LC/MS analysis for pregnane intermediates in the digoxin pathway

Samples were analyzed using a LC/MS2 instrument, a Thermo Scientific Q-Exactive FocusTM, a hybrid quadrupole and orbitrap mass analyzer (Fisher Scientific, Waltham, MA, USA) and Thermo Scientific UltiMate 3000 UHPLCTM (Fisher Scientific, Waltham, MA, USA). A Waters XSelect CSHTM C18 HPLC column (SKU: 186005257, Waters, Milford, MA, USA) with a particle size of 3.5 μm, an internal diameter of 2.1 mm, and a length of 150 mm was used for separation. The column was set to 25 °C with the back pressure in the range of 130–150 psi. Digitalis lanata and tobacco extract samples in biological triplicates were analyzed as previously described45,46. For analyzing pregnenolone and pregnenolone acetate from yeast samples, the following protocol was developed. The mobile phase A was water with 0.1% formic acid and mobile phase B was acetonitrile with 0.1% formic acid, with a flow rate of 200 μL min−1. Gradient started with 40% mobile phase B for 2 min followed by a linear gradient of 40% to 95% B from 2 to 11 min, held for 5 min, and brought back to initial conditions of 40% mobile phase B in 6 min. The sample injection volume was 20 μL, and the injection cycle time set to automatic with no sample splitting. The eluents were ionized by electron spray ionization (ESI) and analyzed in the positive ion mode. The full scan range is 100–1200 m/z at resolution of 70,000, inclusion error of ±5 ppm and automatic gain control (AGC) of 1 million. The resolution for ddMS2 is 17,500 with collision energies at 10, 30, and 60 eV, isolation window of 3.0 m/z, and AGC of 8000. The scan rate was set at automatic. The mass spectrometer was regularly calibrated to ensure mass accuracy. Qualitative analysis was performed using the XCalibur™ (v. 4.4.16.14) software. Raw files were converted to.mzML files using MSConvert (v. 3.0.21040), and chromatograms and spectra were generated in R (v. 4.2.0) using the XCMS (v. 3.18.0) and Spectra (v. 1.6.0) packages47,48.

Phylogenetic analysis

Transcriptome sequences used for the CYP87A tree were retrieved by BLASTing the DlCPY87A4 transcript against the 1000 Plant Transcriptome (1KP) database using tBLASTx37,49 under default parameters. Sequences were filtered, and only those within 400–600 amino acids long and had a start codon were retained. A. thaliana CYP87A2 was used as a reference, and CYP708 was used as an outgroup.
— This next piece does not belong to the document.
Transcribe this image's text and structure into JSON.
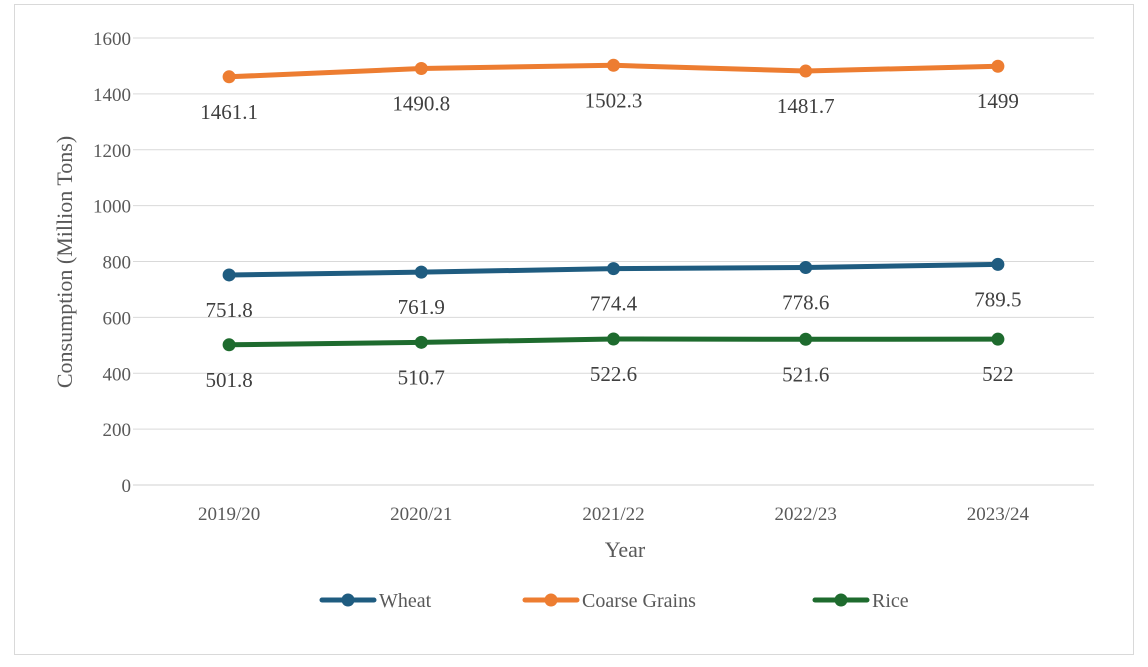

All trees were constructed by aligning protein sequences using MAFFT50. Aligned sequences were trimmed using trimAl51. The phylogenetic tree was constructed using RAxML-NG (v. 1.0.1) with the all-in-one Maximum likelihood (ML) tree search and slow bootstrapping with 1000 replicates52.

Protein modeling and docking

A protein model for the D. lanata P450scc (DlCYP87A4) was generated using Alphafold2 through the ColabFold platform v1.453,54. The MSA mode used was MMseqs2, and all other parameters were the default55. Five models were generated, and model 3 was used for further analysis based on Predicted Aligned Error (PAE) and predicted local distance difference test (pLDDT) scores (Supplementary Fig. 15). Docking of sterols was performed using Chimera version 1.16 and Autodock Vina version 1.1.256,57.

Statistics

Total lanatoside quantification

The data are normalized by dry weight and represent the average ± SD of three biological replicates.

Transcriptome heatmaps

Three biological replicates with two technical replicates each from roots and leaves were used to generate heatmaps. EdgeR was used to conduct the differential expression analysis to obtain log2FPKM (transcript per million mapped reads). The significance cutoff for overexpression in leave is P < 0.05.

qRT-PCR

Three biological replicates and two technical replicates were included for each sample. The mean of the two technical replicates’ Ct values was normalized against that of the polyubiquitin 10 gene (UBQ10) to calculate the ΔCt. ΔCt value was then normalized against the mean ΔCt of roots to derive the ΔΔCt value.

Reporting summary

Further information on research design is available in the Nature Portfolio Reporting Summary linked to this article.